Los Diyulio, la familia de Lia, gozaban de una buena posición entre la nobleza de Tilva, y la chica había crecido en un ambiente propicio para desarrollar su naturaleza curiosa e inquisitiva. Sus padres nunca habían puesto límites a su avidez de conocimientos -al menos ninguno más allá de los propios de su cultura vasalla al Imperio de Dendra-, y a sus diecinueve años era una joven culta y resuelta, dispuesta a comerse el mundo. Por eso, y a pesar de los intentos por disuadirla de sus familiares, nadie se sorprendió cuando, recien alcanzada la edad adulta, manifestó su intención de abandonar la hacienda familiar para establecerse en la antigua aldea pesquera, convertida ahora, por el auge del comercio, en uno de los mayores puertos del continente.

Así, Lia había vendido la mayoría de sus pertenencias, salvo por unas pocas mudas de ropa que guardaba en su arcón de viaje, su venerada novela, y a su mascota, el mapache Fido.

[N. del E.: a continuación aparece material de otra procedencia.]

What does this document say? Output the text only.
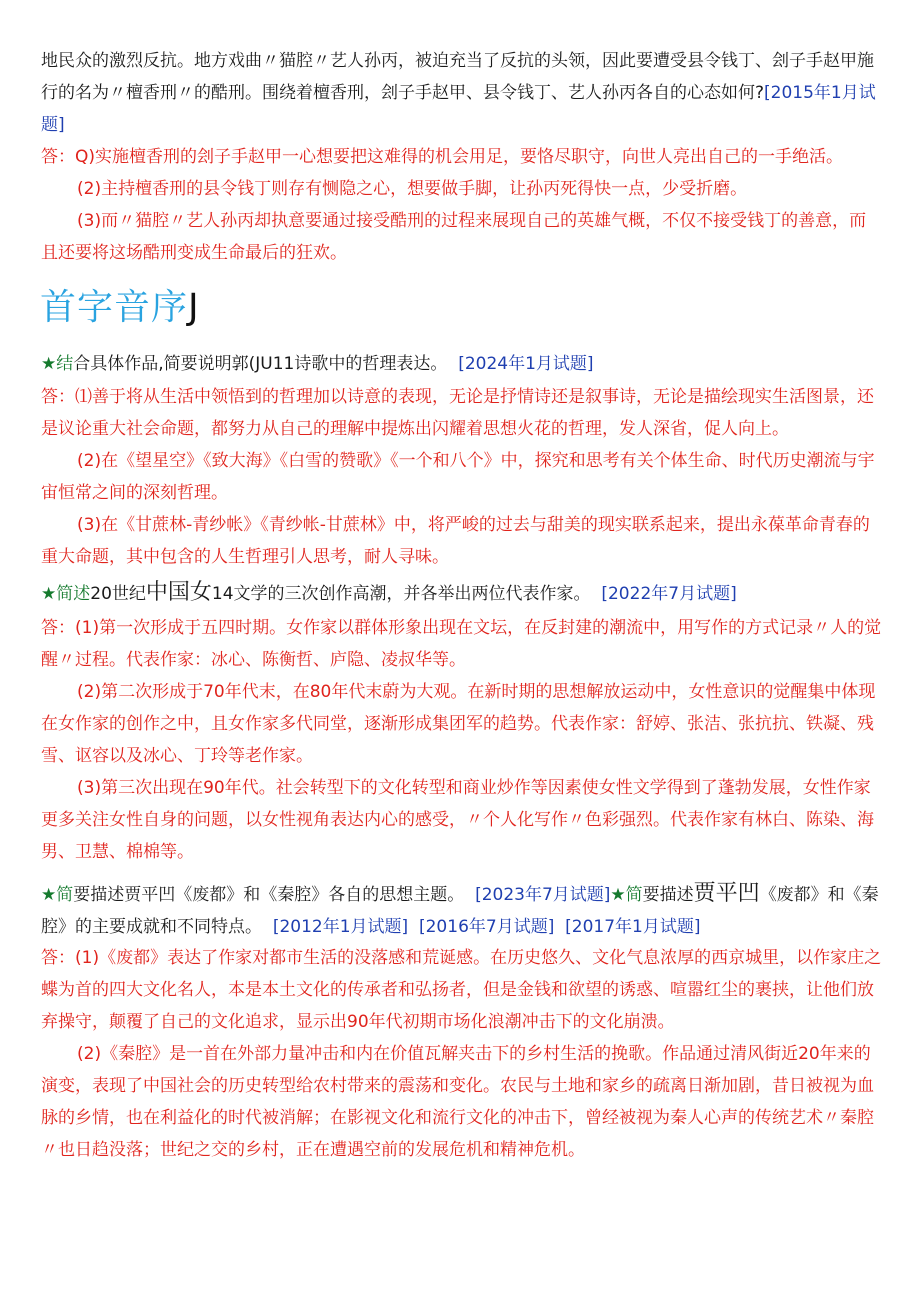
地民众的激烈反抗。地方戏曲〃猫腔〃艺人孙丙，被迫充当了反抗的头领，因此要遭受县令钱丁、刽子手赵甲施行的名为〃檀香刑〃的酷刑。围绕着檀香刑，刽子手赵甲、县令钱丁、艺人孙丙各自的心态如何?[2015年1月试题]

答：Q)实施檀香刑的刽子手赵甲一心想要把这难得的机会用足，要恪尽职守，向世人亮出自己的一手绝活。

(2)主持檀香刑的县令钱丁则存有恻隐之心，想要做手脚，让孙丙死得快一点，少受折磨。

(3)而〃猫腔〃艺人孙丙却执意要通过接受酷刑的过程来展现自己的英雄气概，不仅不接受钱丁的善意，而且还要将这场酷刑变成生命最后的狂欢。

首字音序J

★结合具体作品,简要说明郭(JU11诗歌中的哲理表达。 [2024年1月试题]

答：⑴善于将从生活中领悟到的哲理加以诗意的表现，无论是抒情诗还是叙事诗，无论是描绘现实生活图景，还是议论重大社会命题，都努力从自己的理解中提炼出闪耀着思想火花的哲理，发人深省，促人向上。

(2)在《望星空》《致大海》《白雪的赞歌》《一个和八个》中，探究和思考有关个体生命、时代历史潮流与宇宙恒常之间的深刻哲理。

(3)在《甘蔗林-青纱帐》《青纱帐-甘蔗林》中，将严峻的过去与甜美的现实联系起来，提出永葆革命青春的重大命题，其中包含的人生哲理引人思考，耐人寻味。

★简述20世纪中国女14文学的三次创作高潮，并各举出两位代表作家。 [2022年7月试题]

答：(1)第一次形成于五四时期。女作家以群体形象出现在文坛，在反封建的潮流中，用写作的方式记录〃人的觉醒〃过程。代表作家：冰心、陈衡哲、庐隐、凌叔华等。

(2)第二次形成于70年代末，在80年代末蔚为大观。在新时期的思想解放运动中，女性意识的觉醒集中体现在女作家的创作之中，且女作家多代同堂，逐渐形成集团军的趋势。代表作家：舒婷、张洁、张抗抗、铁凝、残雪、讴容以及冰心、丁玲等老作家。

(3)第三次出现在90年代。社会转型下的文化转型和商业炒作等因素使女性文学得到了蓬勃发展，女性作家更多关注女性自身的问题，以女性视角表达内心的感受，〃个人化写作〃色彩强烈。代表作家有林白、陈染、海男、卫慧、棉棉等。

★简要描述贾平凹《废都》和《秦腔》各自的思想主题。 [2023年7月试题]★简要描述贾平凹《废都》和《秦腔》的主要成就和不同特点。 [2012年1月试题] [2016年7月试题] [2017年1月试题]

答：(1)《废都》表达了作家对都市生活的没落感和荒诞感。在历史悠久、文化气息浓厚的西京城里，以作家庄之蝶为首的四大文化名人，本是本土文化的传承者和弘扬者，但是金钱和欲望的诱惑、喧嚣红尘的裹挟，让他们放弃操守，颠覆了自己的文化追求，显示出90年代初期市场化浪潮冲击下的文化崩溃。

(2)《秦腔》是一首在外部力量冲击和内在价值瓦解夹击下的乡村生活的挽歌。作品通过清风街近20年来的演变，表现了中国社会的历史转型给农村带来的震荡和变化。农民与土地和家乡的疏离日渐加剧，昔日被视为血脉的乡情，也在利益化的时代被消解；在影视文化和流行文化的冲击下，曾经被视为秦人心声的传统艺术〃秦腔〃也日趋没落；世纪之交的乡村，正在遭遇空前的发展危机和精神危机。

Había reunido sus ahorros y comprado un pasaje en el siguiente mercante con destino a Alandaen. Su ambicioso objetivo era comprar las escrituras de la antigua mansión donde se desarrollaba la trama del libro, otrora residencia del magnate armador, el Señor Valenti, cuyo apellido daba nombre al lugar. Después, pretendía demostrar la veracidad de los hechos narrados en la historia y, si conseguía confirmar algunas de las sospechas y teorías que había elaborado en su mente durante tantos años, escribir una versión ampliada y mejorada con todo lujo de detalles. Quién sabe, quizás incluso podría escribir una continuación… ¡o toda una saga!

El destello de un relámpago lejano rompió el pálido cielo anaranjado del ocaso, sacando a la chica de su ensimismamiento. Lia contó en voz baja: mil y uno, mil y dos, mil y tres… hasta escuchar el trueno cuando iba por el mil y treinta y cuatro. Con un rápido cálculo mental, supo que la tormenta se encontraba a unas dos leguas de distancia. Puesto que sus conocimientos de navegación no iban mucho más allá, le pareció una distancia segura y se regocijó en su interior con orgullo por su pericia matemática. Los marineros no compartían, sin embargo, su tranquilidad, pues sabían que, si las cosas se ponían feas, el temporal podía echárseles encima en menos de diez minutos, pero mantuvieron la calma. No en vano, eran veteranos que habían recorrido esa ruta docenas de veces.

Tras una breve discusión con la capitana, Lia accedió a retirarse de la cubierta del navío, pero no a la bodega, sino a la cabina de popa, gracias al enésimo soborno, pues si algo había aprendido bien la joven desde que había abandonado la casa de sus padres y emprendido la travesía, era lo sencillo que resultaba comprar la voluntad de los plebeyos cuando se disponía de una bolsa repleta de oro. Guarecida de la lluvia bajo el techo de madera, oteó la costa con sus ojos miopes y le pareció distinguir, en la lejanía, una tenue luz que rompía la cada vez más espesa oscuridad de aquel anochecer en que Argan y Velian se encontraban ocultas por las nubes.

La noche era ya cerrada cuando la embarcación inició las maniobras para acceder a la bahía. Aunque la tormenta había quedado al sur, aún estaba cerca, y las olas azotaban con fuerza las rocas del brazo de tierra que rodeaba la cala por su extremo suroccidental, y en cuya punta se alzaba la torre de dos alturas del faro que les había guíado hasta la seguridad del puerto. Pero la atención de Lia se encontraba en el lado opuesto: en el brazo de tierra oriental, un acantilado vertical de mayor altura, que completaba la figura de media luna a cuyo abrigo se encontraba la aldea. La visibilidad era muy escasa, y las luces del puerto no alumbraban lo suficiente como para poder distinguir detalle alguno en la roca maciza.

Y entonces, como un augurio ominoso, otro relámpago iluminó los cielos, y contra el brillante fondo blanquecino de luz pura reflejada en las nubes, Lia contempló la negra silueta del torreón colgante de Villa Valenti, sobresaliendo del acantilado a una decena de metros de altura, y supo que había encontrado su nuevo hogar.